For most investors, understanding risk, evaluating personal risk tolerance, and ultimately seeking to minimize risk will be vital to achieving financial freedom.

Practice Stealth Wealth

While the past steps outlined within the above acrostic have been on the heavier-side, the recommendation to practice stealth wealth is less critical, even optional.

However, I recommend it for a variety of reasons. First, while many of your friends and family will be happy and desire to celebrate your financial successes, you will certainly have to deal with critics. Second, many people will seek you out for hand outs and contributions. Third, publicly-recognized wealth will make it difficult for you to evaluate the intentions of new friends who suddenly enter the picture.

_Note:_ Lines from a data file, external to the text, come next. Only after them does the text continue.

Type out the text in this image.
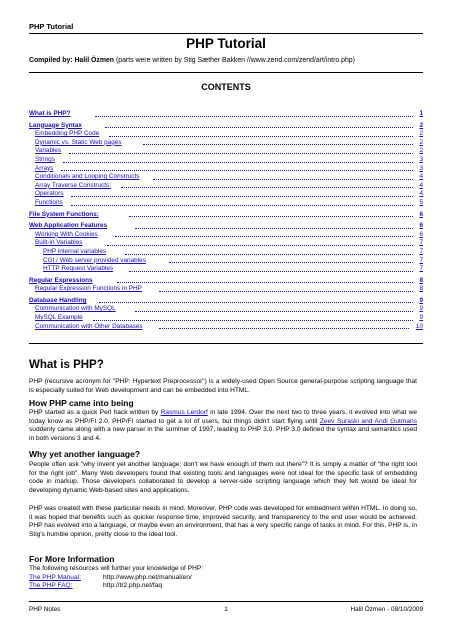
PHP Tutorial
PHP Tutorial
Compiled by: Halil Özmen (parts were written by Stig Sæther Bakken //www.zend.com/zend/art/intro.php)
CONTENTS
What is PHP?	1
Language Syntax	2
Embedding PHP Code	2
Dynamic vs. Static Web pages	2
Variables	2
Strings	3
Arrays	3
Conditionals and Looping Constructs	4
Array Traverse Constructs:	4
Operators	4
Functions	5
File System Functions:	6
Web Application Features	6
Working With Cookies	6
Built-in Variables	7
PHP internal variables	7
CGI / Web server provided variables	7
HTTP Request Variables	7
Regular Expressions	8
Regular Expression Functions in PHP	8
Database Handling	9
Communication with MySQL	9
MySQL Example	9
Communication with Other Databases	10
What is PHP?
PHP (recursive acronym for "PHP: Hypertext Preprocessor") is a widely-used Open Source general-purpose scripting language that is especially suited for Web development and can be embedded into HTML.
How PHP came into being
PHP started as a quick Perl hack written by Rasmus Lerdorf in late 1994. Over the next two to three years, it evolved into what we today know as PHP/FI 2.0. PHP/FI started to get a lot of users, but things didn't start flying until Zeev Suraski and Andi Gutmans suddenly came along with a new parser in the summer of 1997, leading to PHP 3.0. PHP 3.0 defined the syntax and semantics used in both versions 3 and 4.
Why yet another language?
People often ask "why invent yet another language; don't we have enough of them out there"? It is simply a matter of "the right tool for the right job". Many Web developers found that existing tools and languages were not ideal for the specific task of embedding code in markup. Those developers collaborated to develop a server-side scripting language which they felt would be ideal for developing dynamic Web-based sites and applications.
PHP was created with these particular needs in mind. Moreover, PHP code was developed for embedment within HTML. In doing so, it was hoped that benefits such as quicker response time, improved security, and transparency to the end user would be achieved. PHP has evolved into a language, or maybe even an environment, that has a very specific range of tasks in mind. For this, PHP is, in Stig's humble opinion, pretty close to the ideal tool.
For More Information
The following resources will further your knowledge of PHP:
The PHP Manual:	http://www.php.net/manual/en/
The PHP FAQ:	http://tr2.php.net/faq
PHP Notes	1	Halil Özmen - 08/10/2009
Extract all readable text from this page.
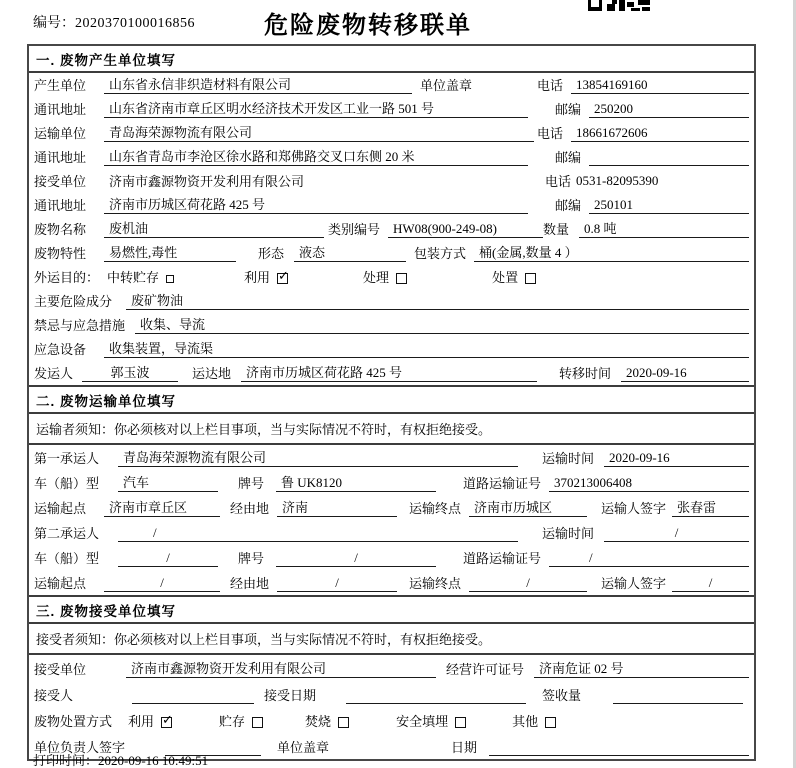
编号：2020370100016856	危险废物转移联单
一. 废物产生单位填写
产生单位	山东省永信非织造材料有限公司	单位盖章	电话	13854169160
通讯地址	山东省济南市章丘区明水经济技术开发区工业一路 501 号	邮编	250200
运输单位	青岛海荣源物流有限公司	电话	18661672606
通讯地址	山东省青岛市李沧区徐水路和郑佛路交叉口东侧 20 米	邮编
接受单位	济南市鑫源物资开发利用有限公司	电话 0531-82095390
通讯地址	济南市历城区荷花路 425 号	邮编	250101
废物名称	废机油	类别编号	HW08(900-249-08)	数量	0.8 吨
废物特性	易燃性,毒性	形态	液态	包装方式	桶(金属,数量 4 ）
外运目的： 中转贮存	利用 ✓	处理	处置
主要危险成分	废矿物油
禁忌与应急措施	收集、导流
应急设备	收集装置，导流渠
发运人	郭玉波	运达地	济南市历城区荷花路 425 号	转移时间	2020-09-16
二. 废物运输单位填写
运输者须知：你必须核对以上栏目事项，当与实际情况不符时，有权拒绝接受。
第一承运人	青岛海荣源物流有限公司	运输时间	2020-09-16
车（船）型	汽车	牌号	鲁 UK8120	道路运输证号	370213006408
运输起点	济南市章丘区	经由地	济南	运输终点	济南市历城区	运输人签字 张春雷
第二承运人	/	运输时间	/
车（船）型	/	牌号	/	道路运输证号	/
运输起点	/	经由地	/	运输终点	/	运输人签字	/
三. 废物接受单位填写
接受者须知：你必须核对以上栏目事项，当与实际情况不符时，有权拒绝接受。
接受单位	济南市鑫源物资开发利用有限公司	经营许可证号	济南危证 02 号
接受人	接受日期	签收量
废物处置方式 利用 ✓	贮存	焚烧	安全填埋	其他
单位负责人签字	单位盖章	日期
打印时间：2020-09-16 10:49:51
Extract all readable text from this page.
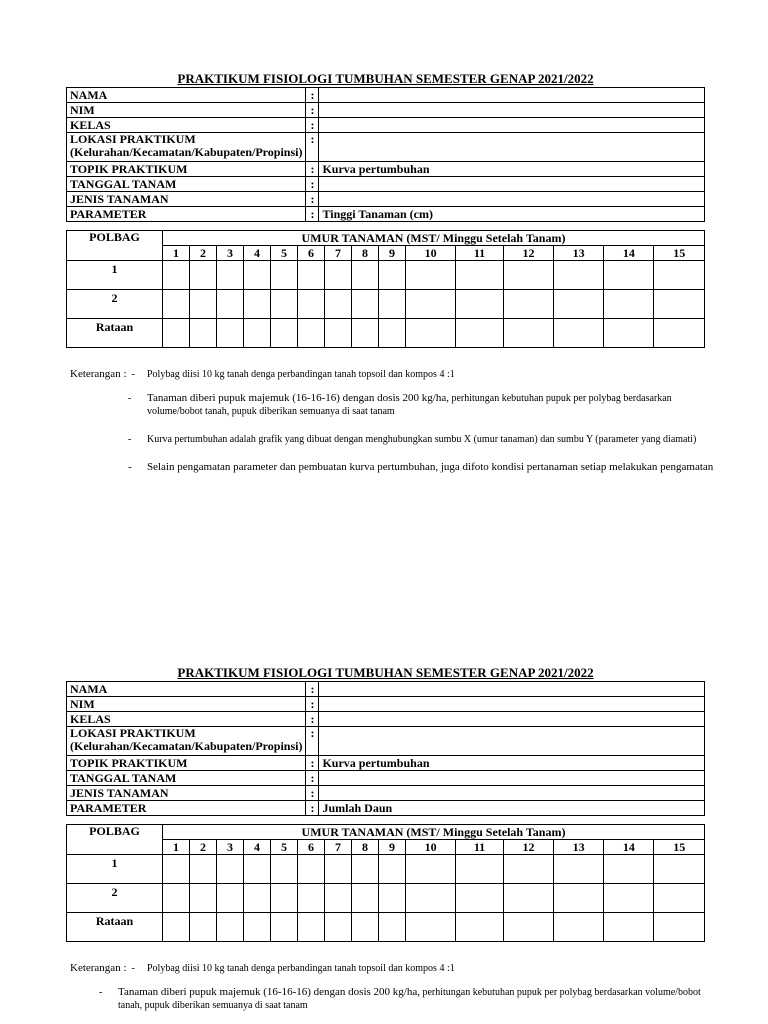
PRAKTIKUM FISIOLOGI TUMBUHAN SEMESTER GENAP 2021/2022
NAMA	:	
NIM	:	
KELAS	:	
LOKASI PRAKTIKUM
(Kelurahan/Kecamatan/Kabupaten/Propinsi)	:	
TOPIK PRAKTIKUM	:	Kurva pertumbuhan
TANGGAL TANAM	:	
JENIS TANAMAN	:	
PARAMETER	:	Tinggi Tanaman (cm)
POLBAG	UMUR TANAMAN (MST/ Minggu Setelah Tanam)														
	1	2	3	4	5	6	7	8	9	10	11	12	13	14	15
1															
2															
Rataan															
Keterangan :  - Polybag diisi 10 kg tanah denga perbandingan tanah topsoil dan kompos 4 :1
- Tanaman diberi pupuk majemuk (16-16-16) dengan dosis 200 kg/ha, perhitungan kebutuhan pupuk per polybag berdasarkan
volume/bobot tanah, pupuk diberikan semuanya di saat tanam
- Kurva pertumbuhan adalah grafik yang dibuat dengan menghubungkan sumbu X (umur tanaman) dan sumbu Y (parameter yang diamati)
- Selain pengamatan parameter dan pembuatan kurva pertumbuhan, juga difoto kondisi pertanaman setiap melakukan pengamatan
PRAKTIKUM FISIOLOGI TUMBUHAN SEMESTER GENAP 2021/2022
NAMA	:	
NIM	:	
KELAS	:	
LOKASI PRAKTIKUM
(Kelurahan/Kecamatan/Kabupaten/Propinsi)	:	
TOPIK PRAKTIKUM	:	Kurva pertumbuhan
TANGGAL TANAM	:	
JENIS TANAMAN	:	
PARAMETER	:	Jumlah Daun
POLBAG	UMUR TANAMAN (MST/ Minggu Setelah Tanam)														
	1	2	3	4	5	6	7	8	9	10	11	12	13	14	15
1															
2															
Rataan															
Keterangan :  - Polybag diisi 10 kg tanah denga perbandingan tanah topsoil dan kompos 4 :1
- Tanaman diberi pupuk majemuk (16-16-16) dengan dosis 200 kg/ha, perhitungan kebutuhan pupuk per polybag berdasarkan volume/bobot
tanah, pupuk diberikan semuanya di saat tanam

For more on this topic, I advise you to check out Financial Samurai’s fantastic article on this subject, “The Rise of Stealth Wealth: Ways to Stay Invisible From Society If You Have Money.”

Leverage Your Strengths

While most people would prefer to reach financial independence early, few are willing to put in the effort and practice the self-discipline necessary to do so. An overlooked key to achieving financial independence is leveraging your strengths to maximize the likelihood of your success.

As a culture, Americans tend to strive to improve upon their weaknesses as a primary means of self-improvement. In graduate school, I read StrengthsFinder 2.0 and my paradigm was forever changed. Recent theory suggests that you should strive to improve upon your strengths rather than minimize your weaknesses because you are more likely to significantly build upon your strengths than you are your weaknesses. While marginal improvement in areas of weakness is possible and even beneficial, the overall impact of these improvements pales in comparison to building upon your strengths.

Related: Forget About Working On Your Weakness, Play to Your Strengths: Your (Overwhelming) Reaction To The Idea by Paul B. Brown

Enjoy the Process

Lastly, while the pursuit of financial independence is marked with challenges, do not forget to enjoy the process. Perhaps the greatest example of this principle which comes to mind is ultramarathon Dean Karnazes, who launched his running career on his 30th birthday. As a runner who has run a 50k ultramarathon and aspires to soon run a 50 mile ultramarathon, I idolize Karnazes and remain in awe of his accomplishments.

When reading Karnazes’s book Ultramarathon Man: Confessions of an All-Night Runner, one  piece of advice given to the author by a friend stuck with me:

Life is not a journey to the grave with the intent to arrive safely in a pretty and well-preserved body, but rather to skin in broadside, thoroughly used up, totally worn out, and loudly proclaiming: Wow!! What a ride!

While I note the extremism of this quote, particularly in its application to athletic pursuits, I have found that the underlying enthusiasm of this philosophy makes it applicable to all pursuits, even those which are financial. Pursuing financial independence may leave us with our fair share of scrapes and leave us worn out, but we would be wise to enjoy the process every step of the way.


Readers, in your experience, what are the keys to achieving financial independence?